Demographics and labour
Vietnam, compared to China and other regional countries, is still a country with low labour costs. Wages in Vietnam is about half of what it is in China and lower than neighbouring countries like Singapore and Malaysia.
Vietnam’s demographics are also very ideal for the country’s development. The workforce is young and large in which the median age is about 30.
Culturally, Vietnam is very similar to China. This factor, along with its land border with China, will make it easier for companies to shift production to Vietnam without the need to uproot its entire supply chain. This will give manufacturers time to develop the local supply chain needed.

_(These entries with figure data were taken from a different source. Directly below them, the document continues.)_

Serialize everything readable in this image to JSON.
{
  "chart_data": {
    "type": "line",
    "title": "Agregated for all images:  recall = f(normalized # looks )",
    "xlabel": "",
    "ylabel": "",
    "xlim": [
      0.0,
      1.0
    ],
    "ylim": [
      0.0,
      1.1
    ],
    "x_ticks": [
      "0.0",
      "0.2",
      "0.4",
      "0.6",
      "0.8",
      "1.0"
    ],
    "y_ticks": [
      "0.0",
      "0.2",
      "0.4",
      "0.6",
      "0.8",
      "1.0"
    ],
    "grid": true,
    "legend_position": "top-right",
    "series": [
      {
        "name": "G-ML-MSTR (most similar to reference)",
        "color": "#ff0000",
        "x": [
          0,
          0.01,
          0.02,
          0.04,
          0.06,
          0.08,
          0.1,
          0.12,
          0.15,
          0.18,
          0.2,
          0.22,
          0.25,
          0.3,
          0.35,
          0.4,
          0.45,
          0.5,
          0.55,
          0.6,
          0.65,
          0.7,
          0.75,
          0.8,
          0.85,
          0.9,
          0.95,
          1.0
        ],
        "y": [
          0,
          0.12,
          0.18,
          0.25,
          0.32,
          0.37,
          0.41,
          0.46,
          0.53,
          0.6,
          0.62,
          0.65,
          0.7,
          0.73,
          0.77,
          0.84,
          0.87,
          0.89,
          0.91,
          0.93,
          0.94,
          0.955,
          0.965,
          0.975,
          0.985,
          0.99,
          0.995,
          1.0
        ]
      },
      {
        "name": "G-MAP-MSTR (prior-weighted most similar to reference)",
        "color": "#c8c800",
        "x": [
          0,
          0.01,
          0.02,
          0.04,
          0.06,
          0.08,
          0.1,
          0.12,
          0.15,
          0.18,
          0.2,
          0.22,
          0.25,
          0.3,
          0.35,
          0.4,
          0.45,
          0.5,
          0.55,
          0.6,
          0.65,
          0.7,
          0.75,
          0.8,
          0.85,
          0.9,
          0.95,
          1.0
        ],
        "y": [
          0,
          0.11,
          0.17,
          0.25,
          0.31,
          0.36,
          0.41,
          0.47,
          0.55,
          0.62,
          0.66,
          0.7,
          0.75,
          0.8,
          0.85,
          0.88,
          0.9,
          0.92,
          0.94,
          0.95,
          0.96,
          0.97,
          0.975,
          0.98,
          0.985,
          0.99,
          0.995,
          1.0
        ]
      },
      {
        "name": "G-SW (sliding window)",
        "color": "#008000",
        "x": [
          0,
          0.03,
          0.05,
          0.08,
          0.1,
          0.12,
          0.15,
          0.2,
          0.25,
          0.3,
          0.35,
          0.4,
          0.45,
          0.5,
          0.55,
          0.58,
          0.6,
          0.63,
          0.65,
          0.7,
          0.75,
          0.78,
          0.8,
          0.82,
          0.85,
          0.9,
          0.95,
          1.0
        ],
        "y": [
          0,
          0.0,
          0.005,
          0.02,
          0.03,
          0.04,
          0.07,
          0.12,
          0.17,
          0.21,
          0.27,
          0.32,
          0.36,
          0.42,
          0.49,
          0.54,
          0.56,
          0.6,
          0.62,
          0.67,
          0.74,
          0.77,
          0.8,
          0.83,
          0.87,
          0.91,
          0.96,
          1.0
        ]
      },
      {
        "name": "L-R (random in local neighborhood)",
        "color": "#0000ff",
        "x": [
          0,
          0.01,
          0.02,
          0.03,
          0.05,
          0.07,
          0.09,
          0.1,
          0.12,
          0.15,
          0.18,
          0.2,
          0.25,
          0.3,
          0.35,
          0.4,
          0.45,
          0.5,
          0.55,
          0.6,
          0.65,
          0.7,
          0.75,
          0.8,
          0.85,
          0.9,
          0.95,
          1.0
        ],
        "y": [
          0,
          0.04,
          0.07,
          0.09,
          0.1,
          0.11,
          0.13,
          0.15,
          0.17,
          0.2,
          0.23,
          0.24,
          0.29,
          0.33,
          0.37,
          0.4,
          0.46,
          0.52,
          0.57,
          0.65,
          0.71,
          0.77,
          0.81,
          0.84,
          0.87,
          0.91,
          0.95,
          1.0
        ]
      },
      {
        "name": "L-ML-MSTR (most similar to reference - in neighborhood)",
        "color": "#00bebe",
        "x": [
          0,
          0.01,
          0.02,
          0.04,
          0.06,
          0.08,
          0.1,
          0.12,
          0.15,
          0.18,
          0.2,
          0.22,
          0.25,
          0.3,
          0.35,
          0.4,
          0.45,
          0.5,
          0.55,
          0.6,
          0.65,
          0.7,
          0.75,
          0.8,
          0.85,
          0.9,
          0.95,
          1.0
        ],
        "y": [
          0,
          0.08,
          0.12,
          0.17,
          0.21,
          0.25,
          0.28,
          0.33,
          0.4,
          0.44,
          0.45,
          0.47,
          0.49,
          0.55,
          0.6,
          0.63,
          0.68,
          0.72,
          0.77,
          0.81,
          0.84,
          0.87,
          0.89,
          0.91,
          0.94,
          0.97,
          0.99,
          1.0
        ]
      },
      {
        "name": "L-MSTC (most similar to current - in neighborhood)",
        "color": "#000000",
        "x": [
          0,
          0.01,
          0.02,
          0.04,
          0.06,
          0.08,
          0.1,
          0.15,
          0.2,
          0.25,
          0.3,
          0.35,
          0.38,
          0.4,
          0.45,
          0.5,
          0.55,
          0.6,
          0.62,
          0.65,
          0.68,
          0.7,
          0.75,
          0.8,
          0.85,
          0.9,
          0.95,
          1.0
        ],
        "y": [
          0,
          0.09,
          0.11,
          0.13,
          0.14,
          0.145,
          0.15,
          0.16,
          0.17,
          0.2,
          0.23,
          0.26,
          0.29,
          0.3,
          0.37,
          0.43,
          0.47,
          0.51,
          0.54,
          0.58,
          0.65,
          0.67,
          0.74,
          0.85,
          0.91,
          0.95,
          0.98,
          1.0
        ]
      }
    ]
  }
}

As Vietnam readies itself for the increase in manufacturing investments, it needs to improve its infrastructure, particularly in transport and electricity. Regular blackouts and daily traffic jams in the big cities are occurring more frequently, reducing the country’s effectiveness to produce and move goods.
Though many large-scale transport projects are being planned, there should be a focus and priority for projects that can ease traffic gridlocks.
Vietnam’s focus on renewable energy such as solar and wind power in recent years is encouraging. The annual increase in Vietnam’s industrial capacity requires more energy than ever and a diversification away from hydropower will help Vietnam’s production in the future.
Productivity via education and high-tech machineries
Vietnam continues to rank low in productivity when compared to neighbours Thailand, Malaysia, and Singapore. Two areas that need to improve to raise Vietnam’s productivity are investing in high-tech machineries and developing skilled labour, particularly middle management.
The various FTAs will help Vietnam improve in both areas. While the factors mentioned may seem arduous, Vietnam is already on its way to addressing most of those raised here.
Vietnam was a great investment destination well before the US-China trade war and the pandemic, but post-coronavirus it will be the preferred country for the supply chain move from China.
Successfully addressing all the factors raised will require government willpower and focus, but it is not impossible. The best part for Vietnam is that the country is already recognised as the preferred country for foreign investment and supply chain diversification.
All Vietnam now needs to do is maintain its current momentum, make the necessary improvements, stay the course, and it will be the country that will benefit most in ASEAN from the supply chain shift.